273.—There are persons of whom the world approves who have no merit beyond the vices they use in the affairs of life.

274.—The beauty of novelty is to love as the flower to the fruit; it lends a lustre which is easily lost, but which never returns.

275.—Natural goodness, which boasts of being so apparent, is often smothered by the least interest.

276.—Absence extinguishes small passions and increases great ones, as the wind will blow out a candle, and blow in a fire.

277.—Women often think they love when they do not love. The business of a love affair, the emotion of mind that sentiment induces, the natural bias towards the pleasure of being loved, the difficulty of refusing, persuades them that they have real passion when they have but flirtation.
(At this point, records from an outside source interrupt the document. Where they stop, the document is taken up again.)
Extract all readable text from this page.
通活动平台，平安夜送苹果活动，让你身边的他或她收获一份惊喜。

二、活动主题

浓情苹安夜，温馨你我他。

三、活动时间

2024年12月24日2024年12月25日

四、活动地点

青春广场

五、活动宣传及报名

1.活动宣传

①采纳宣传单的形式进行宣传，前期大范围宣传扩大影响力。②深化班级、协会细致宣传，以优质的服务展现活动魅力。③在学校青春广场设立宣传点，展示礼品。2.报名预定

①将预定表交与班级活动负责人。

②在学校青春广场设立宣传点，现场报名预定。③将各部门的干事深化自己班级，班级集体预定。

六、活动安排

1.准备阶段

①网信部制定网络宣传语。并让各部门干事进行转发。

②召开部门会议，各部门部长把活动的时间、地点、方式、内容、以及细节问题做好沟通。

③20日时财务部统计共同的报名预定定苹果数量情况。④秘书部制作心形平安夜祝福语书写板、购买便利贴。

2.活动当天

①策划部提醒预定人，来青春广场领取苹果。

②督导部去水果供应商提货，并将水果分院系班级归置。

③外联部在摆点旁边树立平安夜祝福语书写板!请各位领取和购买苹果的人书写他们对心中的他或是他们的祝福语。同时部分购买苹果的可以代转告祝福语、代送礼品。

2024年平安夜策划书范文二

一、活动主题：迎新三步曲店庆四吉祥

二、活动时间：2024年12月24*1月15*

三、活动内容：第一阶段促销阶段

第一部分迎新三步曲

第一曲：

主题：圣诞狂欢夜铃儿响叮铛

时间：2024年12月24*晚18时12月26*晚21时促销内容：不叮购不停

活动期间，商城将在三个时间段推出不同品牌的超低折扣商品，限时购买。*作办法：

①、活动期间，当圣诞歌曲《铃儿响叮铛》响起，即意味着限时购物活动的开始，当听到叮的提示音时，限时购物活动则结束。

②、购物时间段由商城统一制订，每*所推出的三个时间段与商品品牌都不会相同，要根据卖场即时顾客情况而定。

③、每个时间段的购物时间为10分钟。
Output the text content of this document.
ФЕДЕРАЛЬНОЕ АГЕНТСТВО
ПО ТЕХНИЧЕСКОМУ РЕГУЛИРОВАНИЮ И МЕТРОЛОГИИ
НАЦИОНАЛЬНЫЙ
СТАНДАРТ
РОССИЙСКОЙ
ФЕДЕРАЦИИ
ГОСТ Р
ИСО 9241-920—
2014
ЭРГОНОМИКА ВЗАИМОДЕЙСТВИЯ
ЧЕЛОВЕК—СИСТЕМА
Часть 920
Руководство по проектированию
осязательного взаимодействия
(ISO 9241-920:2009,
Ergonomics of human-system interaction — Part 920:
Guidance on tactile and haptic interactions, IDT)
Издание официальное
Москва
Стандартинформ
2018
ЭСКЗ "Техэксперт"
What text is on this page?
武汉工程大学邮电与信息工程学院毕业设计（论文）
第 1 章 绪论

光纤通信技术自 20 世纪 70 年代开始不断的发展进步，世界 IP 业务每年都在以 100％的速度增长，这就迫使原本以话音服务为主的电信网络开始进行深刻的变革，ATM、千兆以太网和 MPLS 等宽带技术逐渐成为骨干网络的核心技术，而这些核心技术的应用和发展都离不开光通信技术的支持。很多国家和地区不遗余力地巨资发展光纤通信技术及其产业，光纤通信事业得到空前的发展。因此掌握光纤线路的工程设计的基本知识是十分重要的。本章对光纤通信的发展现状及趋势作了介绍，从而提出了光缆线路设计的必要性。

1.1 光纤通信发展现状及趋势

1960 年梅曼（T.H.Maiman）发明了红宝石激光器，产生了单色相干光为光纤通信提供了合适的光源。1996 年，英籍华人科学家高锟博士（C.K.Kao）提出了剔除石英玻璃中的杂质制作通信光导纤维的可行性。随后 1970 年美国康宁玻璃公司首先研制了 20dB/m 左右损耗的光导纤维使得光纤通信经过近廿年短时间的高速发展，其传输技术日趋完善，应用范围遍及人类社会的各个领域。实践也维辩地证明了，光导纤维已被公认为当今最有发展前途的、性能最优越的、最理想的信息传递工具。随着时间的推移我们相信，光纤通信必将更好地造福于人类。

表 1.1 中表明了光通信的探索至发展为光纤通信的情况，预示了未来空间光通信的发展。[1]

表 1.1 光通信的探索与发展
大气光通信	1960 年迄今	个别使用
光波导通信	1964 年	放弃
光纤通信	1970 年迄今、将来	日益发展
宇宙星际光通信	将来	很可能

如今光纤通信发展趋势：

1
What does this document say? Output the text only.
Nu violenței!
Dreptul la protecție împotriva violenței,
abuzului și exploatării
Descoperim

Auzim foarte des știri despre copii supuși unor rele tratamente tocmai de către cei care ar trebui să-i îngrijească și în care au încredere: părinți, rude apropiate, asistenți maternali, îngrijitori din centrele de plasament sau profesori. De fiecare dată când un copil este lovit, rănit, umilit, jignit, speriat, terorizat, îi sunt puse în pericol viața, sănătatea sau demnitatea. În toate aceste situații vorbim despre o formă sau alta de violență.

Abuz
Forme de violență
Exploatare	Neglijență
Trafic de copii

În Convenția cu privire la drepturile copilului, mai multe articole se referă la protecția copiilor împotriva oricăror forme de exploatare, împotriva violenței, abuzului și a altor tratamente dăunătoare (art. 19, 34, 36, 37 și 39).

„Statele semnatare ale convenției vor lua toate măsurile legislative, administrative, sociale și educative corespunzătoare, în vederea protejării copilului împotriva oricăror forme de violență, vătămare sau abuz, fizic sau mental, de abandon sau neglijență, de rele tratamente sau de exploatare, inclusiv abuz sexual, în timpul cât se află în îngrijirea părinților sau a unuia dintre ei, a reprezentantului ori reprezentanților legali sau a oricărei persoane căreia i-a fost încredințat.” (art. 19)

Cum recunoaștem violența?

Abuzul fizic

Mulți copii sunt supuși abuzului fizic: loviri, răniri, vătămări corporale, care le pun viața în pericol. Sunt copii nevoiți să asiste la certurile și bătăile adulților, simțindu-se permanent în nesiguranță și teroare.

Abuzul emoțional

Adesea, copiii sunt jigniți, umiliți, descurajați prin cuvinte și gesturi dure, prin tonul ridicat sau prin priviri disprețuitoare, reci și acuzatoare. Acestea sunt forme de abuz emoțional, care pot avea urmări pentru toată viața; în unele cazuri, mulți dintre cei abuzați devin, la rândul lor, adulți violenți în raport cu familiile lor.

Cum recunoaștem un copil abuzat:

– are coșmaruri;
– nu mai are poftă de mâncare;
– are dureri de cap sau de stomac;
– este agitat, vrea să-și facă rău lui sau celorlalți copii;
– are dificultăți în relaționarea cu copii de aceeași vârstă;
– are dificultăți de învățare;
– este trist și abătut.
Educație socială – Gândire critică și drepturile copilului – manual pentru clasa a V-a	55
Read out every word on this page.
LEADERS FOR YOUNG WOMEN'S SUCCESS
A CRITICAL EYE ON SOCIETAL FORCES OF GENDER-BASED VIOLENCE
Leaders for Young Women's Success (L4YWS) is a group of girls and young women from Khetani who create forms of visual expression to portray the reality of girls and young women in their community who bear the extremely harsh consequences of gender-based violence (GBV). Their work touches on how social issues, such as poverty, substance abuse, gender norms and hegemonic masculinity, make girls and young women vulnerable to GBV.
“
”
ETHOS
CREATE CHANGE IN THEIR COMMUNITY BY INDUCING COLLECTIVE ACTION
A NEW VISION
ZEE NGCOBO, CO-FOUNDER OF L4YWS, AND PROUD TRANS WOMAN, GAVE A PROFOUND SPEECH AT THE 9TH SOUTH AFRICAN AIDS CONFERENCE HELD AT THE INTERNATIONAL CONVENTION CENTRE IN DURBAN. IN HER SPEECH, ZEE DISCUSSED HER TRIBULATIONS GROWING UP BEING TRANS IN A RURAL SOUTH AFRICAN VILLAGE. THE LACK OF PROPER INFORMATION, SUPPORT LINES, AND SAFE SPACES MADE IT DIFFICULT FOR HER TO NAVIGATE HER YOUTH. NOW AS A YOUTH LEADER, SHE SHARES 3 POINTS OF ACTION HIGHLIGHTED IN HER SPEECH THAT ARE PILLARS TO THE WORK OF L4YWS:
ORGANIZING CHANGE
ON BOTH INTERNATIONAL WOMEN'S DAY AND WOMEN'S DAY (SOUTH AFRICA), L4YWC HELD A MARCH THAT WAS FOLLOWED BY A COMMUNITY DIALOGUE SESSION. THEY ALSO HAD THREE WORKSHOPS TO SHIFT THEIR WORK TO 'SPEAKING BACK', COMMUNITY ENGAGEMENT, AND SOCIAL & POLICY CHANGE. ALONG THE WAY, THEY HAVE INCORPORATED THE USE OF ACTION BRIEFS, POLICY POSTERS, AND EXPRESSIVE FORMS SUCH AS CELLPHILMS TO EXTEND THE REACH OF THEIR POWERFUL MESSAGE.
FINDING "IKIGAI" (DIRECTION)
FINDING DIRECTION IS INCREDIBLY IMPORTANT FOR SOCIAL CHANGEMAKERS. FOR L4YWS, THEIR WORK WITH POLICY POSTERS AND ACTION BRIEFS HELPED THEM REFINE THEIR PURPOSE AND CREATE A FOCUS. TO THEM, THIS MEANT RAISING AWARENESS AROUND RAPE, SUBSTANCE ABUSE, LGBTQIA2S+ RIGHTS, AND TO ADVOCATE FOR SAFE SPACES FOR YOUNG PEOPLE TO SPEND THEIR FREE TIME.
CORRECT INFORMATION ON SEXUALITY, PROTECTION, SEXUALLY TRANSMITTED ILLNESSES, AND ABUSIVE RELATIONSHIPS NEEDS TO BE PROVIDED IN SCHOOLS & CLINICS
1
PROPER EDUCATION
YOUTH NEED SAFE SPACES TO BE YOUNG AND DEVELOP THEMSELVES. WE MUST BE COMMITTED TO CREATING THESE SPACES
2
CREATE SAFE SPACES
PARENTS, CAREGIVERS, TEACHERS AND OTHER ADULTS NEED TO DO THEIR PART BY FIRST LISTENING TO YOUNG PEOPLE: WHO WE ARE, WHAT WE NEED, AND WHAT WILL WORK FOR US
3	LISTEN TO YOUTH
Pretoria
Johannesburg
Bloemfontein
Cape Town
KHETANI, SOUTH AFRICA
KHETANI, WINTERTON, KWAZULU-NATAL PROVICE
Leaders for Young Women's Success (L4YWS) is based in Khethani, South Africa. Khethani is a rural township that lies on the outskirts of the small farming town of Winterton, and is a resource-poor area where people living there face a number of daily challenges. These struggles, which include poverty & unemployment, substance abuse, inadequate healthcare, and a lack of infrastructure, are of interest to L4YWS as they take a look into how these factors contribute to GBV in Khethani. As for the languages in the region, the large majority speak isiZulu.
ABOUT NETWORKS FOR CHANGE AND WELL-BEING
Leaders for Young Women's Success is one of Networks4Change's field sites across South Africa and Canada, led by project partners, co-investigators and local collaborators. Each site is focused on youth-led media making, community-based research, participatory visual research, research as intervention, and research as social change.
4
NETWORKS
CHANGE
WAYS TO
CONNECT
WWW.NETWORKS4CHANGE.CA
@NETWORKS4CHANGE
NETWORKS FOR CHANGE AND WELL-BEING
["And if in fact she takes a {"}Grande Passion{"}, It is a very serious thing indeed: Nine times in ten 'tis but caprice or fashion, Coquetry, or a wish to take the lead, The pride of a mere child with a new sash on. Or wish to make a rival's bosom bleed: But the {Tenth} instance will be a tornado, For there's no saying what they will or may do." {—Lord Byron, }Don Juan, canto xii. stanza 77.]

278.—What makes us so often discontented with those who transact business for us is that they almost always abandon the interest of their friends for the interest of the business, because they wish to have the honour of succeeding in that which they have undertaken.

279.—When we exaggerate the tenderness of our friends towards us, it is often less from gratitude than from a desire to exhibit our own merit.

280.—The praise we give to new comers into the world arises from the envy we bear to those who are established.